For the 18-week period ending January 5, the fashion retail group recorded a 1.6 decline in overall sales as weaker product sales in its bricks-and-mortar estate was offset by growth in online sales and the company’s financial services arm.
N Brown, which operates fashion retailers JD Williams, Simple Be and Jacamo, said product sales dropped six per cent as it continued to scale back marketing spend on its offline business while financial services revenue jumped 9.7 per cent thanks to increased interest charges.
While the company’s three retail chains outperformed the rest of the business with a 0.1 per cent uptick in product sales and a 6.4 per cent increase in online sales, it wasn’t enough to deliver positive growth for N Brown overall.
Simply Be and Jacamo saw product revenue rise 1.6 per cent and 5.5 per cent, respectively, but JD Williams product sales dropped 3.3 per cent.
Meanwhile, secondary brand sales fell 5.2 per cent while traditional brand sales slumped 22.9 per cent.
However, online sales of Simply Be, Jacamo and JD Williams increased by 5.9 per cent, 6.8 per cent and 4.2 per cent respectively.
N Brown added that online sales now accounted for 78.5 per cent of its product revenue, compared to 71 per cent the same period a year ago.

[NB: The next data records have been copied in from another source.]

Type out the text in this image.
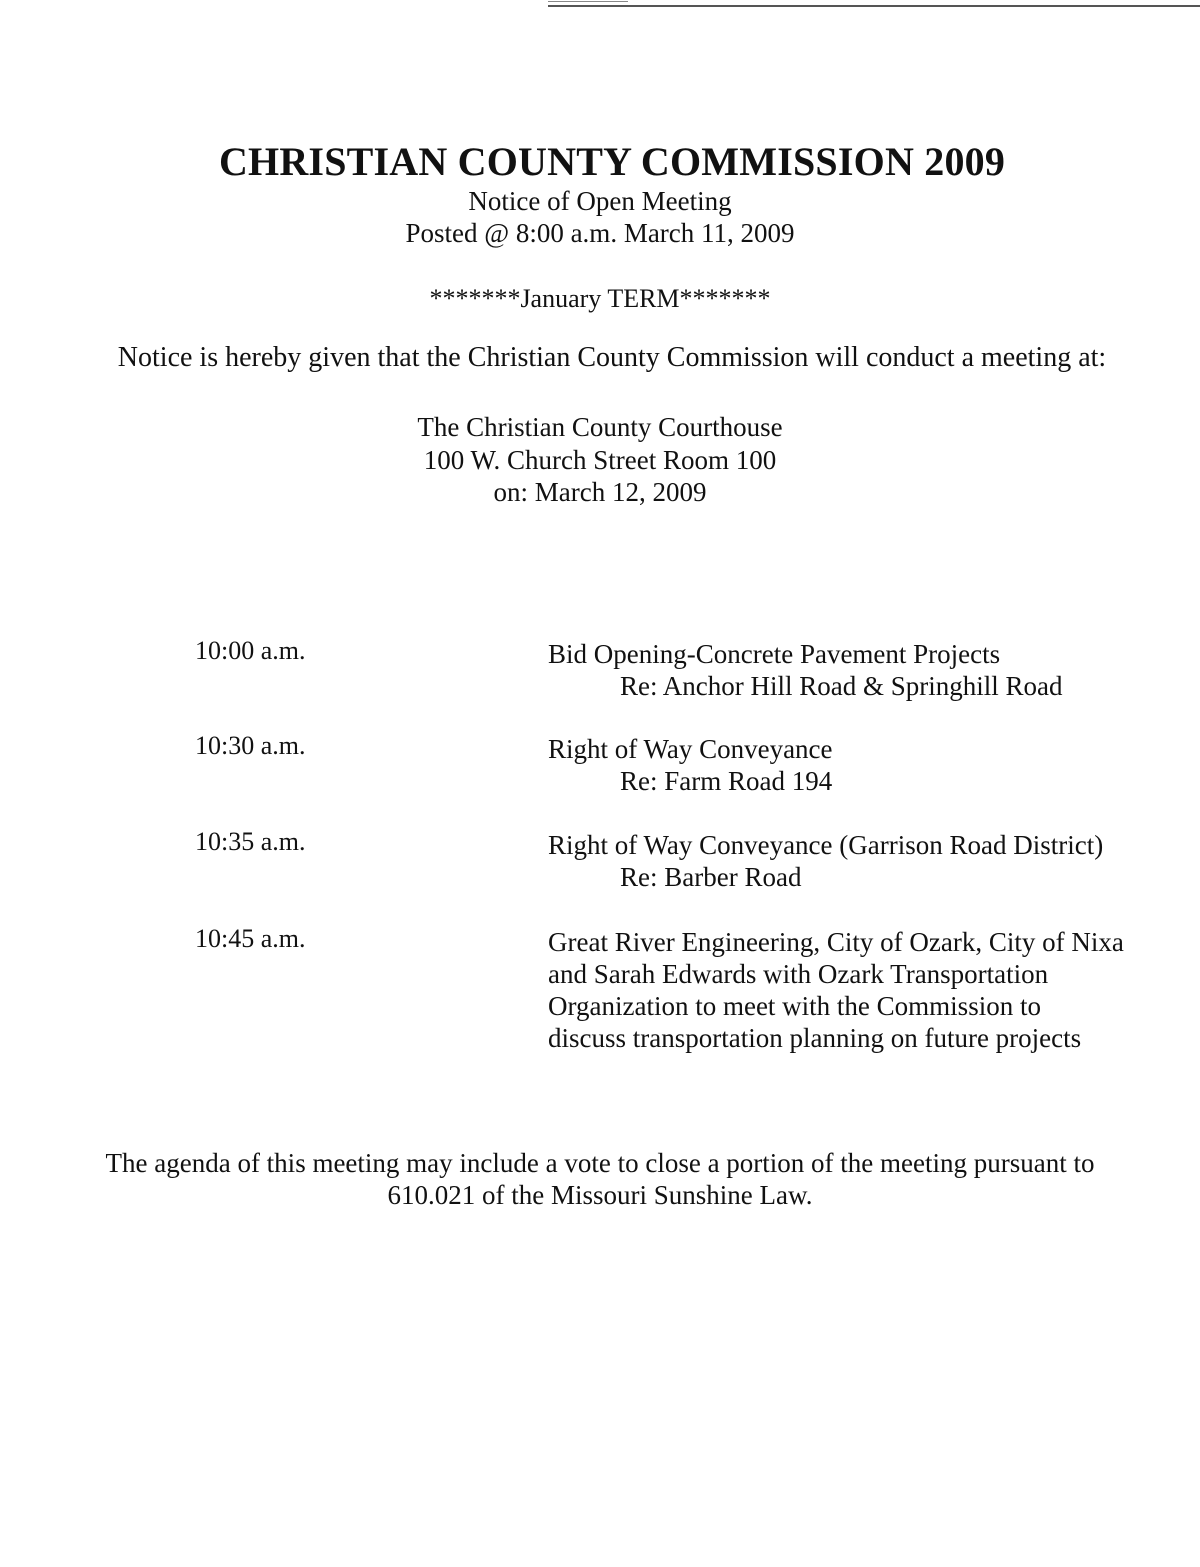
CHRISTIAN COUNTY COMMISSION 2009
Notice of Open Meeting
Posted @ 8:00 a.m. March 11, 2009
*******January TERM*******
Notice is hereby given that the Christian County Commission will conduct a meeting at:
The Christian County Courthouse
100 W. Church Street Room 100
on: March 12, 2009
10:00 a.m.	Bid Opening-Concrete Pavement Projects
Re: Anchor Hill Road & Springhill Road
10:30 a.m.	Right of Way Conveyance
Re: Farm Road 194
10:35 a.m.	Right of Way Conveyance (Garrison Road District)
Re: Barber Road
10:45 a.m.	Great River Engineering, City of Ozark, City of Nixa
and Sarah Edwards with Ozark Transportation
Organization to meet with the Commission to
discuss transportation planning on future projects
The agenda of this meeting may include a vote to close a portion of the meeting pursuant to
610.021 of the Missouri Sunshine Law.
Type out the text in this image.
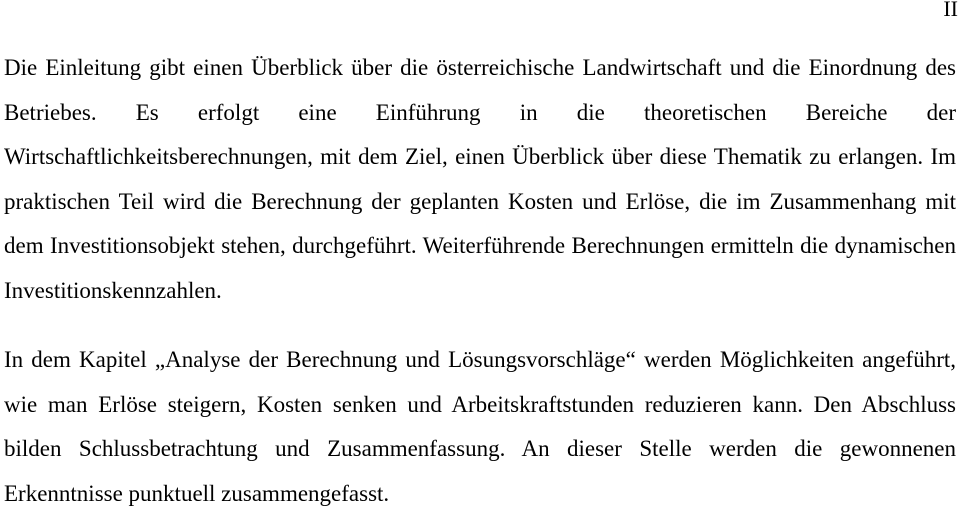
II

Die Einleitung gibt einen Überblick über die österreichische Landwirtschaft und die Einordnung des Betriebes. Es erfolgt eine Einführung in die theoretischen Bereiche der Wirtschaftlichkeitsberechnungen, mit dem Ziel, einen Überblick über diese Thematik zu erlangen. Im praktischen Teil wird die Berechnung der geplanten Kosten und Erlöse, die im Zusammenhang mit dem Investitionsobjekt stehen, durchgeführt. Weiterführende Berechnungen ermitteln die dynamischen Investitionskennzahlen.

In dem Kapitel „Analyse der Berechnung und Lösungsvorschläge“ werden Möglichkeiten angeführt, wie man Erlöse steigern, Kosten senken und Arbeitskraftstunden reduzieren kann. Den Abschluss bilden Schlussbetrachtung und Zusammenfassung. An dieser Stelle werden die gewonnenen Erkenntnisse punktuell zusammengefasst.
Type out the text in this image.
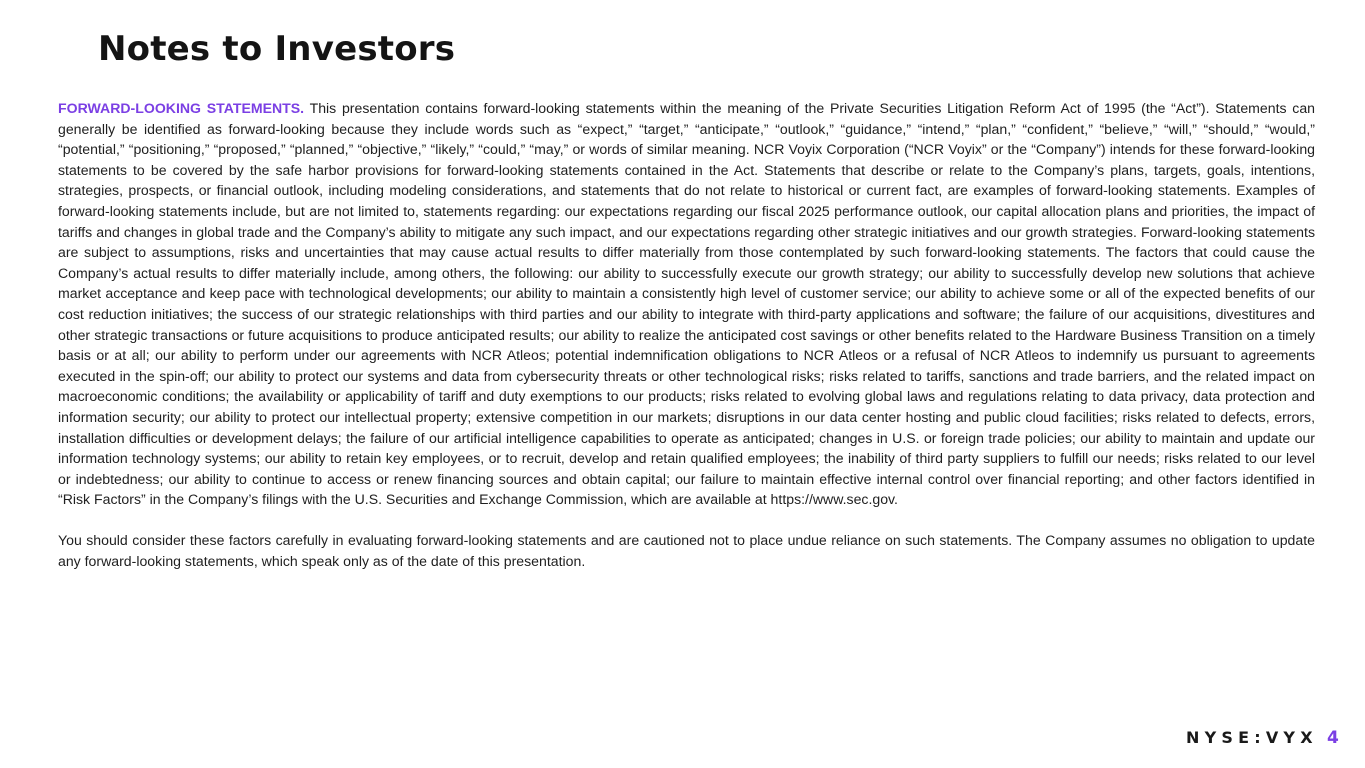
Notes to Investors

FORWARD-LOOKING STATEMENTS. This presentation contains forward-looking statements within the meaning of the Private Securities Litigation Reform Act of 1995 (the “Act”). Statements can generally be identified as forward-looking because they include words such as “expect,” “target,” “anticipate,” “outlook,” “guidance,” “intend,” “plan,” “confident,” “believe,” “will,” “should,” “would,” “potential,” “positioning,” “proposed,” “planned,” “objective,” “likely,” “could,” “may,” or words of similar meaning. NCR Voyix Corporation (“NCR Voyix” or the “Company”) intends for these forward-looking statements to be covered by the safe harbor provisions for forward-looking statements contained in the Act. Statements that describe or relate to the Company’s plans, targets, goals, intentions, strategies, prospects, or financial outlook, including modeling considerations, and statements that do not relate to historical or current fact, are examples of forward-looking statements. Examples of forward-looking statements include, but are not limited to, statements regarding: our expectations regarding our fiscal 2025 performance outlook, our capital allocation plans and priorities, the impact of tariffs and changes in global trade and the Company’s ability to mitigate any such impact, and our expectations regarding other strategic initiatives and our growth strategies. Forward-looking statements are subject to assumptions, risks and uncertainties that may cause actual results to differ materially from those contemplated by such forward-looking statements. The factors that could cause the Company’s actual results to differ materially include, among others, the following: our ability to successfully execute our growth strategy; our ability to successfully develop new solutions that achieve market acceptance and keep pace with technological developments; our ability to maintain a consistently high level of customer service; our ability to achieve some or all of the expected benefits of our cost reduction initiatives; the success of our strategic relationships with third parties and our ability to integrate with third-party applications and software; the failure of our acquisitions, divestitures and other strategic transactions or future acquisitions to produce anticipated results; our ability to realize the anticipated cost savings or other benefits related to the Hardware Business Transition on a timely basis or at all; our ability to perform under our agreements with NCR Atleos; potential indemnification obligations to NCR Atleos or a refusal of NCR Atleos to indemnify us pursuant to agreements executed in the spin-off; our ability to protect our systems and data from cybersecurity threats or other technological risks; risks related to tariffs, sanctions and trade barriers, and the related impact on macroeconomic conditions; the availability or applicability of tariff and duty exemptions to our products; risks related to evolving global laws and regulations relating to data privacy, data protection and information security; our ability to protect our intellectual property; extensive competition in our markets; disruptions in our data center hosting and public cloud facilities; risks related to defects, errors, installation difficulties or development delays; the failure of our artificial intelligence capabilities to operate as anticipated; changes in U.S. or foreign trade policies; our ability to maintain and update our information technology systems; our ability to retain key employees, or to recruit, develop and retain qualified employees; the inability of third party suppliers to fulfill our needs; risks related to our level or indebtedness; our ability to continue to access or renew financing sources and obtain capital; our failure to maintain effective internal control over financial reporting; and other factors identified in “Risk Factors” in the Company’s filings with the U.S. Securities and Exchange Commission, which are available at https://www.sec.gov.

You should consider these factors carefully in evaluating forward-looking statements and are cautioned not to place undue reliance on such statements. The Company assumes no obligation to update any forward-looking statements, which speak only as of the date of this presentation.

NYSE:VYX 4
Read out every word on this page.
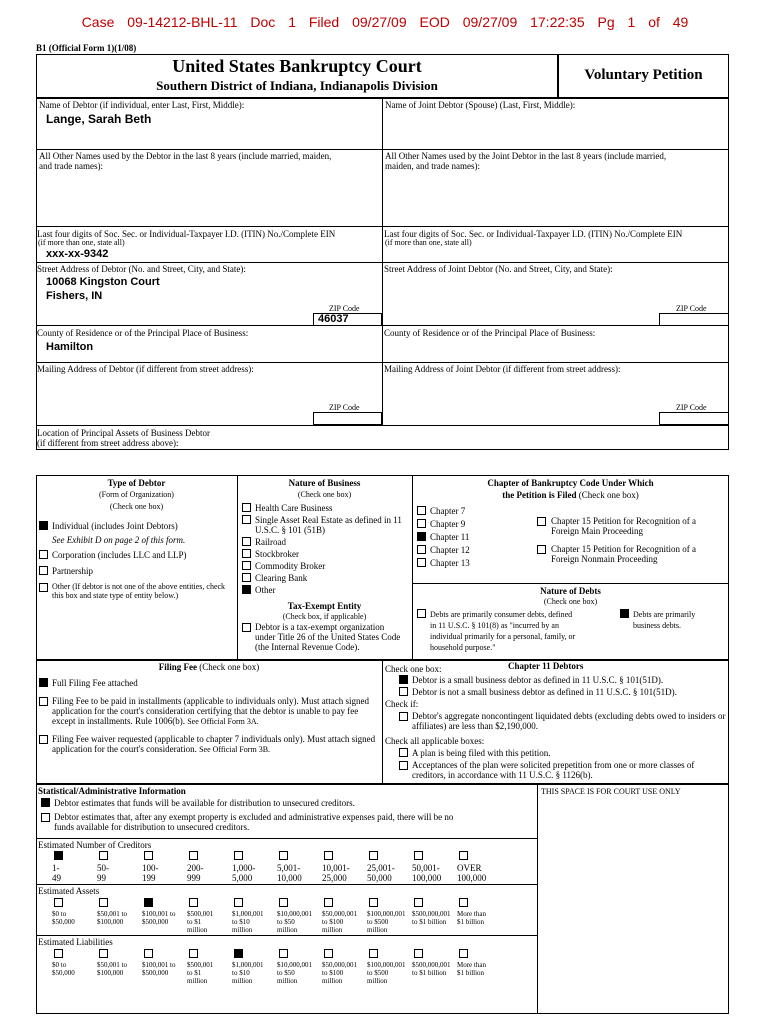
Case 09-14212-BHL-11 Doc 1 Filed 09/27/09 EOD 09/27/09 17:22:35 Pg 1 of 49
B1 (Official Form 1)(1/08)
United States Bankruptcy Court
Southern District of Indiana, Indianapolis Division
Voluntary Petition
Name of Debtor (if individual, enter Last, First, Middle):
Lange, Sarah Beth
All Other Names used by the Debtor in the last 8 years (include married, maiden, and trade names):
Last four digits of Soc. Sec. or Individual-Taxpayer I.D. (ITIN) No./Complete EIN
(if more than one, state all)
xxx-xx-9342
Street Address of Debtor (No. and Street, City, and State):
10068 Kingston Court
Fishers, IN
ZIP Code
46037
County of Residence or of the Principal Place of Business:
Hamilton
Mailing Address of Debtor (if different from street address):
ZIP Code
Location of Principal Assets of Business Debtor
(if different from street address above):
Name of Joint Debtor (Spouse) (Last, First, Middle):
All Other Names used by the Joint Debtor in the last 8 years (include married, maiden, and trade names):
Last four digits of Soc. Sec. or Individual-Taxpayer I.D. (ITIN) No./Complete EIN
(if more than one, state all)
Street Address of Joint Debtor (No. and Street, City, and State):
ZIP Code
County of Residence or of the Principal Place of Business:
Mailing Address of Joint Debtor (if different from street address):
ZIP Code
Type of Debtor
(Form of Organization)
(Check one box)
Individual (includes Joint Debtors)
See Exhibit D on page 2 of this form.
Corporation (includes LLC and LLP)
Partnership
Other (If debtor is not one of the above entities, check this box and state type of entity below.)
Nature of Business
(Check one box)
Health Care Business
Single Asset Real Estate as defined in 11 U.S.C. § 101 (51B)
Railroad
Stockbroker
Commodity Broker
Clearing Bank
Other
Tax-Exempt Entity
(Check box, if applicable)
Debtor is a tax-exempt organization under Title 26 of the United States Code (the Internal Revenue Code).
Chapter of Bankruptcy Code Under Which
the Petition is Filed (Check one box)
Chapter 7
Chapter 9
Chapter 11
Chapter 12
Chapter 13
Chapter 15 Petition for Recognition of a Foreign Main Proceeding
Chapter 15 Petition for Recognition of a Foreign Nonmain Proceeding
Nature of Debts
(Check one box)
Debts are primarily consumer debts, defined in 11 U.S.C. § 101(8) as "incurred by an individual primarily for a personal, family, or household purpose."
Debts are primarily business debts.
Filing Fee (Check one box)
Full Filing Fee attached
Filing Fee to be paid in installments (applicable to individuals only). Must attach signed application for the court's consideration certifying that the debtor is unable to pay fee except in installments. Rule 1006(b). See Official Form 3A.
Filing Fee waiver requested (applicable to chapter 7 individuals only). Must attach signed application for the court's consideration. See Official Form 3B.
Check one box:	Chapter 11 Debtors
Debtor is a small business debtor as defined in 11 U.S.C. § 101(51D).
Debtor is not a small business debtor as defined in 11 U.S.C. § 101(51D).
Check if:
Debtor's aggregate noncontingent liquidated debts (excluding debts owed to insiders or affiliates) are less than $2,190,000.
Check all applicable boxes:
A plan is being filed with this petition.
Acceptances of the plan were solicited prepetition from one or more classes of creditors, in accordance with 11 U.S.C. § 1126(b).
Statistical/Administrative Information	THIS SPACE IS FOR COURT USE ONLY
Debtor estimates that funds will be available for distribution to unsecured creditors.
Debtor estimates that, after any exempt property is excluded and administrative expenses paid, there will be no funds available for distribution to unsecured creditors.
Estimated Number of Creditors
1-
49
50-
99
100-
199
200-
999
1,000-
5,000
5,001-
10,000
10,001-
25,000
25,001-
50,000
50,001-
100,000
OVER
100,000
Estimated Assets
$0 to
$50,000
$50,001 to
$100,000
$100,001 to
$500,000
$500,001
to $1
million
$1,000,001
to $10
million
$10,000,001
to $50
million
$50,000,001
to $100
million
$100,000,001
to $500
million
$500,000,001
to $1 billion
More than
$1 billion
Estimated Liabilities
$0 to
$50,000
$50,001 to
$100,000
$100,001 to
$500,000
$500,001
to $1
million
$1,000,001
to $10
million
$10,000,001
to $50
million
$50,000,001
to $100
million
$100,000,001
to $500
million
$500,000,001
to $1 billion
More than
$1 billion
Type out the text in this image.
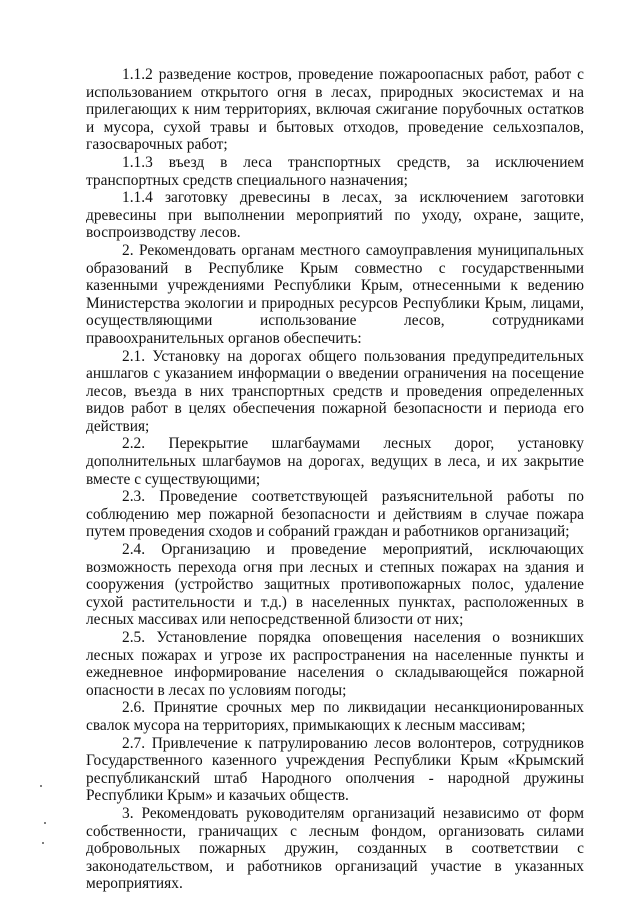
1.1.2 разведение костров, проведение пожароопасных работ, работ с использованием открытого огня в лесах, природных экосистемах и на прилегающих к ним территориях, включая сжигание порубочных остатков и мусора, сухой травы и бытовых отходов, проведение сельхозпалов, газосварочных работ;

1.1.3 въезд в леса транспортных средств, за исключением транспортных средств специального назначения;

1.1.4 заготовку древесины в лесах, за исключением заготовки древесины при выполнении мероприятий по уходу, охране, защите, воспроизводству лесов.

2. Рекомендовать органам местного самоуправления муниципальных образований в Республике Крым совместно с государственными казенными учреждениями Республики Крым, отнесенными к ведению Министерства экологии и природных ресурсов Республики Крым, лицами, осуществляющими использование лесов, сотрудниками правоохранительных органов обеспечить:

2.1. Установку на дорогах общего пользования предупредительных аншлагов с указанием информации о введении ограничения на посещение лесов, въезда в них транспортных средств и проведения определенных видов работ в целях обеспечения пожарной безопасности и периода его действия;

2.2. Перекрытие шлагбаумами лесных дорог, установку дополнительных шлагбаумов на дорогах, ведущих в леса, и их закрытие вместе с существующими;

2.3. Проведение соответствующей разъяснительной работы по соблюдению мер пожарной безопасности и действиям в случае пожара путем проведения сходов и собраний граждан и работников организаций;

2.4. Организацию и проведение мероприятий, исключающих возможность перехода огня при лесных и степных пожарах на здания и сооружения (устройство защитных противопожарных полос, удаление сухой растительности и т.д.) в населенных пунктах, расположенных в лесных массивах или непосредственной близости от них;

2.5. Установление порядка оповещения населения о возникших лесных пожарах и угрозе их распространения на населенные пункты и ежедневное информирование населения о складывающейся пожарной опасности в лесах по условиям погоды;

2.6. Принятие срочных мер по ликвидации несанкционированных свалок мусора на территориях, примыкающих к лесным массивам;

2.7. Привлечение к патрулированию лесов волонтеров, сотрудников Государственного казенного учреждения Республики Крым «Крымский республиканский штаб Народного ополчения - народной дружины Республики Крым» и казачьих обществ.

3. Рекомендовать руководителям организаций независимо от форм собственности, граничащих с лесным фондом, организовать силами добровольных пожарных дружин, созданных в соответствии с законодательством, и работников организаций участие в указанных мероприятиях.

“We continue to manage the anticipated decline of our legacy offline business and remain focused on improving our customer proposition to drive profitable online growth,” chief executive Steve Johnson said.
“Trading over the Cyber and Christmas periods was relatively consistent and in line with our expectations, with the group benefiting from a more targeted and efficient approach to its promotional activity.”
For the 2019 financial year, N Brown continues to expect product gross margin to fall by up to 100 basis points amid an ongoing trend of aggressive promotions in the retail sector.
It also revised its expectations for operating costs to fall between two per cent and four per cent, compared to an earlier estimate of a one per cent to three per cent decline.
However, exceptional costs are now expected to rise above the previous guidance of £67 million due to an impairment on the company’s VAT debtor asset.
“Based on maintained margin guidance, continued strong financial services performance and improved operating efficiency, our full year expectations remain unchanged,” Johnson said.